In this specific case, the lone wolf who’s been drawn in is a member of the Lookout Mountain pack. In 2021 the pack was reduced from a thriving 11-member family to only three after state wildlife officials killed the breeding male, two yearlings, and five of the seven young pups born that year because of livestock conflict.

In a cascading tragedy, the following year the surviving wolf mother managed to find a new mate and produce a small litter, only to be killed illegally that fall.

The lone wolf now feeding on carcasses in Baker County is the sole survivor of the Lookout Mountain wolf family’s 2021 litter. He’s less than two years old and hasn’t had previous trouble with livestock. If he starts to prey on nearby live cattle, it’s because he was baited by livestock carcasses.

That’s why several conservation groups recently sent a letter to the Department of Fish and Wildlife notifying officials that what’s happening in Baker County is placing this wolf’s life at risk.
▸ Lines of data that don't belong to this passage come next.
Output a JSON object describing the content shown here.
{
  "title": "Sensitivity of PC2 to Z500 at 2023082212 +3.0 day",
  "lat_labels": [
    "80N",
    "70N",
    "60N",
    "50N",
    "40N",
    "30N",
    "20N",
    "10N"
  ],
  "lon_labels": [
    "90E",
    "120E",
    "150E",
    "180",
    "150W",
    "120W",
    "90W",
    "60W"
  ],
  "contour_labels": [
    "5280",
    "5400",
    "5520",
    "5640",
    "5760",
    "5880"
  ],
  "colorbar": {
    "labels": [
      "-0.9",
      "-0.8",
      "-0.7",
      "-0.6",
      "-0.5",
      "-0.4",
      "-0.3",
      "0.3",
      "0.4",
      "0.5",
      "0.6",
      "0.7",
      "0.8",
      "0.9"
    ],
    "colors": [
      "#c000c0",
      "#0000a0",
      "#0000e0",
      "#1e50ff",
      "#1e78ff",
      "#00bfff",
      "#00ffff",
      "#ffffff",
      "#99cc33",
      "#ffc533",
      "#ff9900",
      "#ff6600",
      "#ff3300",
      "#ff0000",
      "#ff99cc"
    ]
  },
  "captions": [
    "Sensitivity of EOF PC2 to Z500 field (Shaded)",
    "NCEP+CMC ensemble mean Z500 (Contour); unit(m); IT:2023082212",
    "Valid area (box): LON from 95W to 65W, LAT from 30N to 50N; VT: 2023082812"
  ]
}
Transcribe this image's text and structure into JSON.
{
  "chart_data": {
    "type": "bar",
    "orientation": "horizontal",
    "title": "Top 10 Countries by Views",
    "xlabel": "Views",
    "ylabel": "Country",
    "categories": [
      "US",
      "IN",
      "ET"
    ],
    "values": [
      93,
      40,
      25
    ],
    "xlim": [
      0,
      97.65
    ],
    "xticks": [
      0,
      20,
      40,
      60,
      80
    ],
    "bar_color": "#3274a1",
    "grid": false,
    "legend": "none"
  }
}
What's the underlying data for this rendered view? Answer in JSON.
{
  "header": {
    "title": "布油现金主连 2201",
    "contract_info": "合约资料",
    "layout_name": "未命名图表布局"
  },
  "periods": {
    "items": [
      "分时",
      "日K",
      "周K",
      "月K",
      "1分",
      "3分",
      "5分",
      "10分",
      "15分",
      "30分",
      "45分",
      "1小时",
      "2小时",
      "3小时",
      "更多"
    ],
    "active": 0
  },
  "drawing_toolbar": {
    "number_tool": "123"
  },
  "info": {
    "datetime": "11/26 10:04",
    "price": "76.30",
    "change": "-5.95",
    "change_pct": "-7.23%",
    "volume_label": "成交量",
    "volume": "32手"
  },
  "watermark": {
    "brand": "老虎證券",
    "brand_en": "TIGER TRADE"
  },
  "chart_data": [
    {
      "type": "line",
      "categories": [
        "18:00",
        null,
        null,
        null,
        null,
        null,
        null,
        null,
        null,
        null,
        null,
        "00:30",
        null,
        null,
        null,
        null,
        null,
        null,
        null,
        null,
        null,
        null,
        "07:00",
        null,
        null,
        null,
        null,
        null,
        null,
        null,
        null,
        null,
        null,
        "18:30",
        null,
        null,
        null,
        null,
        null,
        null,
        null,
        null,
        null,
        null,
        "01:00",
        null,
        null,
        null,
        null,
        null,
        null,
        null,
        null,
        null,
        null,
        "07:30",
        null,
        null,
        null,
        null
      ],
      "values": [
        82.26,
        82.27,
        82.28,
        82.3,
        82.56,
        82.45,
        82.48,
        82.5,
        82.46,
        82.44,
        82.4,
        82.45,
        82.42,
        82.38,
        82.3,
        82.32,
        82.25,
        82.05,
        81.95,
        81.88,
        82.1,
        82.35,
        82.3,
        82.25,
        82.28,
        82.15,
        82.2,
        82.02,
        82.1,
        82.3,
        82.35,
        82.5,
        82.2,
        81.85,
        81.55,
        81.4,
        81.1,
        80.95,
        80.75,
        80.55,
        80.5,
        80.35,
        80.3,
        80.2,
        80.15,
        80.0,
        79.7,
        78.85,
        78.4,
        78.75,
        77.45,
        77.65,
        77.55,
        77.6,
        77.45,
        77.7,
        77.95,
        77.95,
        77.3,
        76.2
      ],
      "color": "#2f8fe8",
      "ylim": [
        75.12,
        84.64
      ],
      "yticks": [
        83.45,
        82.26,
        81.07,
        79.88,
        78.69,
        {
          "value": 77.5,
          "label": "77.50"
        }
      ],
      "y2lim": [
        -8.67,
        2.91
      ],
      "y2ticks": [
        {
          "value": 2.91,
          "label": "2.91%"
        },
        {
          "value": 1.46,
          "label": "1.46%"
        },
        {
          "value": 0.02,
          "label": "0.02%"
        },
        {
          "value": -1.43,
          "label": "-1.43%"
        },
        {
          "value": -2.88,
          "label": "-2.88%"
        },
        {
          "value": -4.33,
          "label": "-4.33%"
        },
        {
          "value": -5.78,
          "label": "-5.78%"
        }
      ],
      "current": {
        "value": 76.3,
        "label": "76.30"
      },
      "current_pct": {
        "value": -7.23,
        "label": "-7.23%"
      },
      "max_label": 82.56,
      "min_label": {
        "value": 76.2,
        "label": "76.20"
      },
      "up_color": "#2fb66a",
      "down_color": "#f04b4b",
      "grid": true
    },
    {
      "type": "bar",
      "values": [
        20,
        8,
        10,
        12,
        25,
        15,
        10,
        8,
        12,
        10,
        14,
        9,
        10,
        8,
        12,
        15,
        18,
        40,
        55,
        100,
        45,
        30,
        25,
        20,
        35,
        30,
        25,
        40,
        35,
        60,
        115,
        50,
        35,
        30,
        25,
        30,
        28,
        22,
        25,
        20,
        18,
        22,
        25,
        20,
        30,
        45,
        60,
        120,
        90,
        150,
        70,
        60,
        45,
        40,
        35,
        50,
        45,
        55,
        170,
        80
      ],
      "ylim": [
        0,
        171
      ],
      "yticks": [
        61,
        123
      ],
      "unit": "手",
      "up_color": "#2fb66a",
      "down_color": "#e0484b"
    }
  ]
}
Livestock owners must act responsibly and clean up carcasses and bone piles, even as the state continues to work toward building a carcass-composting operation near the town of Baker this year. The state should develop these facilities across eastern Oregon.

A colorful bottle of bleach is sitting right out there on the playroom floor. Will we choose to pick it up in time?

Amaroq Weiss, a biologist and former attorney, is senior wolf advocate at the Center for Biological Diversity.